H. Paulitsch, R. Obermaisser, C. El Salloum, B. Huber, H. Kopetz:
"A Diagnostic Unit for the time-triggered System-on-a-Chip architecture";
Poster: Design, Automation and Test in Europe Conference (DATE'07), Nice, France; 2007-04-16 - 2007-04-20; in: "Workshop Digest, Diagnostic Services in Network-on-Chips", DATE'07, (2007), Paper ID ? (Seite 387f), 2 pages.



English abstract:
The time-triggered System-on-a-Chip (SoC) architecture is developed to provide a composable and dependable cross-domain, multi-core platform for gigascale SoCs. It supports the integration of multiple application subsystems of different criticality within a single hardware platform. The SoC architecture divides the chip into physically separated cores. The application subsystems are mapped onto the cores. The cores co-operate exclusively via exchange of messages on a time-triggered Network-on-Chip (NoC). On each core a Trusted Interface Subsystem (TISS) guards the access of the core to the time-triggered NoC. The NoC can online be reconfigured via the Resource Management Authority (RMA). The Trusted Network Authority (TNA) guards the reconfiguration activities of the RMA. The TISSs of all cores, the NoC and the Trusted Network Authority (TNA) form the Trusted Subsystem, which is assumed to be free of design faults.
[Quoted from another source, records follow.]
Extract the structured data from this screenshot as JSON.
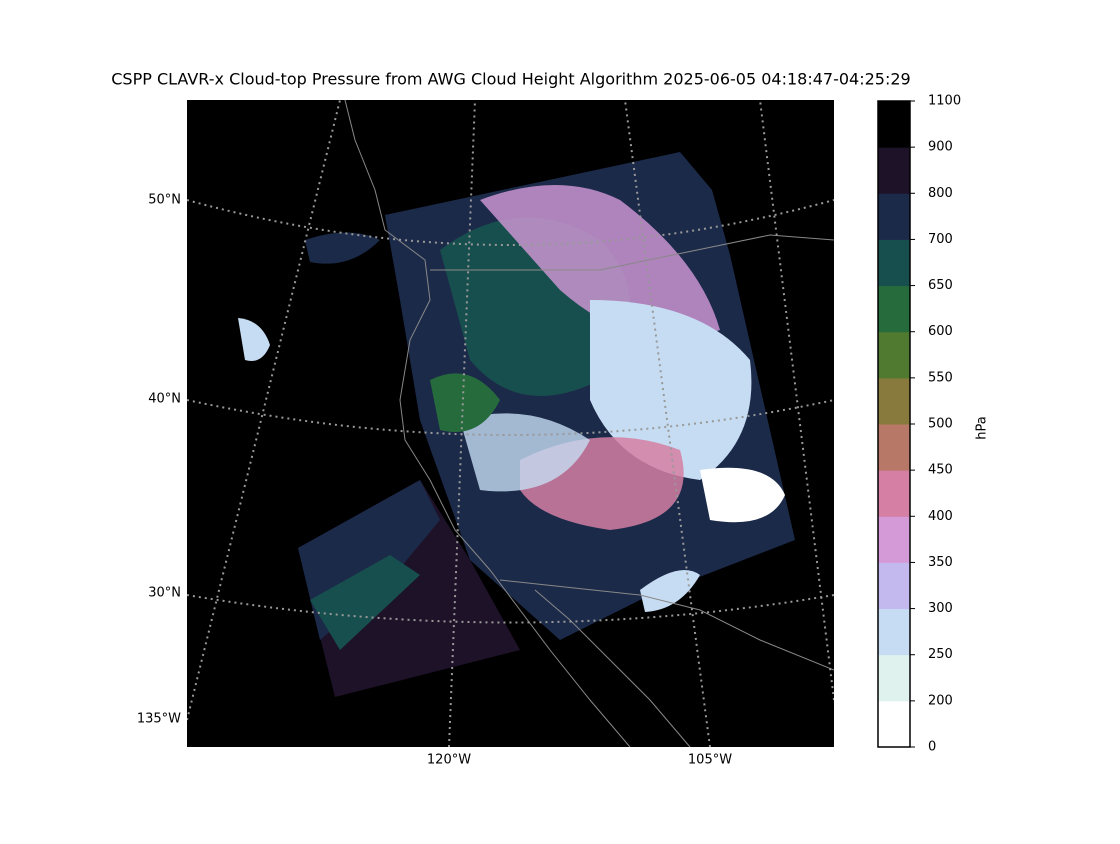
{
  "title": "CSPP CLAVR-x Cloud-top Pressure from AWG Cloud Height Algorithm 2025-06-05 04:18:47-04:25:29",
  "map": {
    "lat_labels": [
      "50°N",
      "40°N",
      "30°N"
    ],
    "lon_labels": [
      "135°W",
      "120°W",
      "105°W"
    ]
  },
  "colorbar": {
    "label": "hPa",
    "ticks": [
      0,
      200,
      250,
      300,
      350,
      400,
      450,
      500,
      550,
      600,
      650,
      700,
      800,
      900,
      1100
    ],
    "colors": [
      "#ffffff",
      "#dff2ee",
      "#c6dcf2",
      "#c4b9ef",
      "#d49ad8",
      "#d47fa3",
      "#b87868",
      "#877a3c",
      "#4f7a30",
      "#266b3c",
      "#174f4e",
      "#1c2a4a",
      "#1e1229",
      "#000000"
    ]
  }
}
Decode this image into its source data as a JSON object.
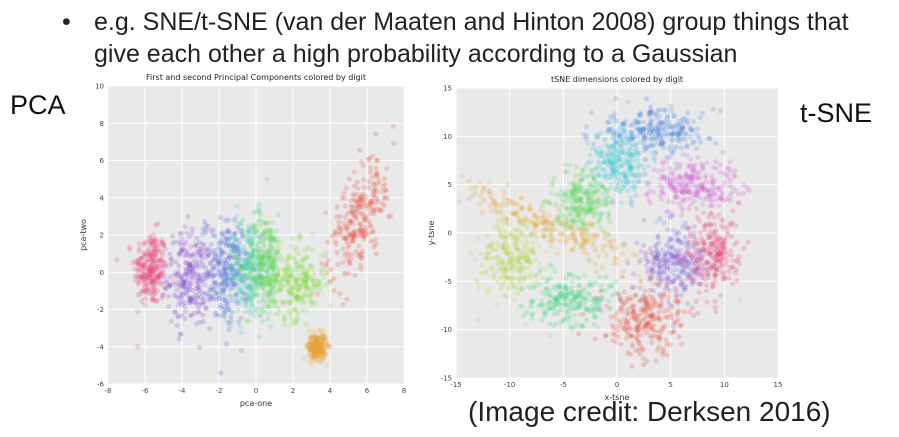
{
  "slide": {
    "bullet_symbol": "•",
    "bullet_text": "e.g. SNE/t-SNE (van der Maaten and Hinton 2008) group things that give each other a high probability according to a Gaussian",
    "left_label": "PCA",
    "right_label": "t-SNE",
    "credit": "(Image credit: Derksen 2016)"
  },
  "chart_data": [
    {
      "type": "scatter",
      "title": "First and second Principal Components colored by digit",
      "xlabel": "pca-one",
      "ylabel": "pca-two",
      "xlim": [
        -8,
        8
      ],
      "ylim": [
        -6,
        10
      ],
      "xticks": [
        "-8",
        "-6",
        "-4",
        "-2",
        "0",
        "2",
        "4",
        "6",
        "8"
      ],
      "yticks": [
        "-6",
        "-4",
        "-2",
        "0",
        "2",
        "4",
        "6",
        "8",
        "10"
      ],
      "grid": true,
      "series": [
        {
          "color": "#e8467c",
          "cx": -5.7,
          "cy": 0.2,
          "sx": 0.45,
          "sy": 1.0,
          "rot": 0
        },
        {
          "color": "#8a4fd8",
          "cx": -3.6,
          "cy": -0.3,
          "sx": 0.6,
          "sy": 1.3,
          "rot": 0
        },
        {
          "color": "#4a5fe0",
          "cx": -1.6,
          "cy": 0.0,
          "sx": 0.6,
          "sy": 1.4,
          "rot": 0
        },
        {
          "color": "#3ed2b0",
          "cx": -0.4,
          "cy": 0.2,
          "sx": 0.6,
          "sy": 1.4,
          "rot": 0
        },
        {
          "color": "#5fd85f",
          "cx": 0.5,
          "cy": 0.5,
          "sx": 0.5,
          "sy": 1.3,
          "rot": 0
        },
        {
          "color": "#7fdc3a",
          "cx": 2.2,
          "cy": -0.5,
          "sx": 0.8,
          "sy": 1.0,
          "rot": 0
        },
        {
          "color": "#e8a23a",
          "cx": 3.3,
          "cy": -4.0,
          "sx": 0.25,
          "sy": 0.35,
          "rot": 0
        },
        {
          "color": "#e84a3a",
          "cx": 5.6,
          "cy": 3.0,
          "sx": 0.6,
          "sy": 1.8,
          "rot": -20
        }
      ]
    },
    {
      "type": "scatter",
      "title": "tSNE dimensions colored by digit",
      "xlabel": "x-tsne",
      "ylabel": "y-tsne",
      "xlim": [
        -15,
        15
      ],
      "ylim": [
        -15,
        15
      ],
      "xticks": [
        "-15",
        "-10",
        "-5",
        "0",
        "5",
        "10",
        "15"
      ],
      "yticks": [
        "-15",
        "-10",
        "-5",
        "0",
        "5",
        "10",
        "15"
      ],
      "grid": true,
      "series": [
        {
          "color": "#4a7fe0",
          "cx": 3.5,
          "cy": 10.5,
          "sx": 2.8,
          "sy": 1.1,
          "rot": 0
        },
        {
          "color": "#3ec8d8",
          "cx": 0.2,
          "cy": 7.2,
          "sx": 1.3,
          "sy": 1.8,
          "rot": 0
        },
        {
          "color": "#5fd85f",
          "cx": -3.2,
          "cy": 3.2,
          "sx": 1.4,
          "sy": 1.6,
          "rot": 0
        },
        {
          "color": "#d35fd8",
          "cx": 7.0,
          "cy": 5.0,
          "sx": 2.2,
          "sy": 1.3,
          "rot": 0
        },
        {
          "color": "#e8a23a",
          "cx": -6.5,
          "cy": 1.0,
          "sx": 5.2,
          "sy": 0.8,
          "rot": -25
        },
        {
          "color": "#b5d84a",
          "cx": -10.0,
          "cy": -2.5,
          "sx": 1.5,
          "sy": 2.2,
          "rot": 0
        },
        {
          "color": "#7a5fe0",
          "cx": 5.2,
          "cy": -2.8,
          "sx": 1.4,
          "sy": 2.0,
          "rot": 0
        },
        {
          "color": "#e8467c",
          "cx": 9.0,
          "cy": -2.0,
          "sx": 1.3,
          "sy": 2.2,
          "rot": 0
        },
        {
          "color": "#4ad88a",
          "cx": -4.5,
          "cy": -7.0,
          "sx": 2.0,
          "sy": 1.4,
          "rot": 0
        },
        {
          "color": "#e84a3a",
          "cx": 2.5,
          "cy": -9.0,
          "sx": 1.8,
          "sy": 1.8,
          "rot": 0
        }
      ]
    }
  ]
}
The Trusted Subsystem must be made as simple as possible to facilitate formal analysis in order to justify the strong assumption to be free of design faults. Diagnosis is often treated as add-on to communication, rather than an integral part of the architecture, which results in diagnostic insufficiencies [5]. In the TT SoC architecture diagnosis is an integral part. A dedicated component, the Diagnostic Unit (DU), collects and analyses system-level and application-specific information relevant for maintenance with the ultimate goal to perform or instruct the correct maintenance action (e.g., software update, SoC replacement). Systemlevel information is provided by the TISS, which informs the DU upon core crash failures (noticed via watchdog expiration) and input/ouput queue overflows. Moreover, the DU monitors all messages on the NoC.